И главное — происходило все это не в конце месяца, когда на штурм программы поднимаются у нас, можно сказать, все, от мала до велика, и под воинственный грохот барабанов нашей многотиражки устремляются в атаку. В такие дни лихорадка становится нормальным состоянием заводских заправил и никого не удивляет. Нет, тут все произошло в середине месяца, при тихой и ясной погоде. При этом переполох и лихорадку вызвала не какая-нибудь комиссия из двенадцати обследователей-волкодавов, а невидная старушка, вдова кузнеца и мать нашего слесаря Васи Губкова.
Дело в том, что Вася Губков забаловался, стал выпивать. Один раз прогулял — простили, второй раз прогулял — замяли, а на третий раз парень устроил в пивнушке, где обмывал получку, небольшой «кордебалет» — и окончательно опозорил высокое звание рабочего человека.

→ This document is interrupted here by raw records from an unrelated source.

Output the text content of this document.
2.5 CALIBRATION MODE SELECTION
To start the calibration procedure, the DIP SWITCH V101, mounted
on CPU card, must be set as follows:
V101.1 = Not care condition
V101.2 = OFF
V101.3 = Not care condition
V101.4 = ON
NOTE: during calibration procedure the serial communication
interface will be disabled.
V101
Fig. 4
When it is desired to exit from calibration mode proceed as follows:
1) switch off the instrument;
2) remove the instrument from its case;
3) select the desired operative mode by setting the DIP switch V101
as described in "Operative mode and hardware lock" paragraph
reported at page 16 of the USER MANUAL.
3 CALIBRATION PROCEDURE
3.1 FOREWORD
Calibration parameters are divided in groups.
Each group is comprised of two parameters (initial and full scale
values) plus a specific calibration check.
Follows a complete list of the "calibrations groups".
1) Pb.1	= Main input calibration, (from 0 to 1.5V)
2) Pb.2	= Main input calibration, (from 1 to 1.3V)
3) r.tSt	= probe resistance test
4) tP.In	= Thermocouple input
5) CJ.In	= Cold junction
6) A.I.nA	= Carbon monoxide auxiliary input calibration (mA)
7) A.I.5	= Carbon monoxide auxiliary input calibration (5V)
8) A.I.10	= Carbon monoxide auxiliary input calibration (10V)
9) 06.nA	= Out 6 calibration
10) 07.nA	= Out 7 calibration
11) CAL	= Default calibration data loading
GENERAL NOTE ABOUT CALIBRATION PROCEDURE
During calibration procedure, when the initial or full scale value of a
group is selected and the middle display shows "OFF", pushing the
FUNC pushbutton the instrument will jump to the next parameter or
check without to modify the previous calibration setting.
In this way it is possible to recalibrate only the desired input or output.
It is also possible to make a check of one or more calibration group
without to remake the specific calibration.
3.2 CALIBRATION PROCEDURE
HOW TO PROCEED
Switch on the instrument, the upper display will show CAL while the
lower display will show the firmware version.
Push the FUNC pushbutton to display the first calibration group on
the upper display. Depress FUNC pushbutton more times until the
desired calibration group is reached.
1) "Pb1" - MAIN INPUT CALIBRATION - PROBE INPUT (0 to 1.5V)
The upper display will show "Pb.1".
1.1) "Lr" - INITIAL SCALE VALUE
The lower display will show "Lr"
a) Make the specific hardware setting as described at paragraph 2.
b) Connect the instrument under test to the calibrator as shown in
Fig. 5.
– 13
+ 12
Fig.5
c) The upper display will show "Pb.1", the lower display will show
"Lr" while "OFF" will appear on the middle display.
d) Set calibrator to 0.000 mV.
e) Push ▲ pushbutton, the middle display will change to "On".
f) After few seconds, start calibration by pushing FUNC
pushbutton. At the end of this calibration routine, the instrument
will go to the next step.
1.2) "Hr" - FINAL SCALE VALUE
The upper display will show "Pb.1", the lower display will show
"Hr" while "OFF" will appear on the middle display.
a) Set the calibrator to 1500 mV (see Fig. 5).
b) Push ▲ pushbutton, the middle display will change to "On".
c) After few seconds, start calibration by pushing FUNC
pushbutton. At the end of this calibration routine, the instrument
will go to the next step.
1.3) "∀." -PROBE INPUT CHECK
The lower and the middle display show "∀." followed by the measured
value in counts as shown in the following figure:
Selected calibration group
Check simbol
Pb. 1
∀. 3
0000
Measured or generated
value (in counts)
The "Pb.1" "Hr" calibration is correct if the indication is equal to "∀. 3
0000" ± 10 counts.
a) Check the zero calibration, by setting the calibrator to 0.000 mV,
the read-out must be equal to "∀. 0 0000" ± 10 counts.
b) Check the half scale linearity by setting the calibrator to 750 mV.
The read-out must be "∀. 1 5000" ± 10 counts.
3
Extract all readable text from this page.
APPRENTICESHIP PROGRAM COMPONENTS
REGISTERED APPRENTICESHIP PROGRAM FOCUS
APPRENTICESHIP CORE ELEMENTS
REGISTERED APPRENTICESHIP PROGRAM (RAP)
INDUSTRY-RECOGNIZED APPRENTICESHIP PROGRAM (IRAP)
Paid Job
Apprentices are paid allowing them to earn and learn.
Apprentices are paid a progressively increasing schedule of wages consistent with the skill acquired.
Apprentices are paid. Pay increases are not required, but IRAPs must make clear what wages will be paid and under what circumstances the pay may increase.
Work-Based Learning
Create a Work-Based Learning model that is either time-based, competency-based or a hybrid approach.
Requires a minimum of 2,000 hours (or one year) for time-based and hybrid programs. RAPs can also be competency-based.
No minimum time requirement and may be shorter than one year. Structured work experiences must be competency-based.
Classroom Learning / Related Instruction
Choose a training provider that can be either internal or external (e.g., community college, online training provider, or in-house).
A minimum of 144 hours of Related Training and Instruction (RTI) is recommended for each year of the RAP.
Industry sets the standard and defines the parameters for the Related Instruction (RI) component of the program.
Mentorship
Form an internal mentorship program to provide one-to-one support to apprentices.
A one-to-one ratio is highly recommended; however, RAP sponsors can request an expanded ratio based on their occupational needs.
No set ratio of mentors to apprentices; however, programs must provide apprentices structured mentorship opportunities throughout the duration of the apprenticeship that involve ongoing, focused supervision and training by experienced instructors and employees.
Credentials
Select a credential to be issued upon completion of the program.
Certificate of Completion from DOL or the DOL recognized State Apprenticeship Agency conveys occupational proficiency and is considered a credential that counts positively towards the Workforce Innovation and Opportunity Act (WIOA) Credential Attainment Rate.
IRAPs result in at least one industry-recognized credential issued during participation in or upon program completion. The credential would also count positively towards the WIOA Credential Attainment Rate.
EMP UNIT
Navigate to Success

Вася кому-то «заехал», Васе крепко «въехали» сдачи, а потом драчуны-гуляки все вместе поехали в милицию. Пришлось поставить о Васе Губкове вопрос в полный рост. Хотели мальчишку совсем прогнать с завода, однако пожалели — оставили. Но по предложению председателя завкома Сергея Васильевича (его у нас за душевную доброту зовут — дядя Сережа) решено было о Васином некрасивом поведении написать его матери — вот этой самой Прасковье Дмитриевне, — жившей на покое в маленьком городке километрах за сто от завода.
Когда Вася узнал, что напишут матери о его «пьянстве, буянстве и окаянстве», он побледнел и произнес с большим чувствам:
— Христом-богом прошу… не пишите матери!
Ему сказали:
— Эх, ты!.. Комсомолец, а божишься!
— Это я нечаянно… от расстройства!.. Комсомольское слово даю — больше это не повторится. Любое наказание давайте, только… не пишите матери. Ведь приедет!
— Вот и хорошо, что приедет! Пусть научит тебя уму-разуму!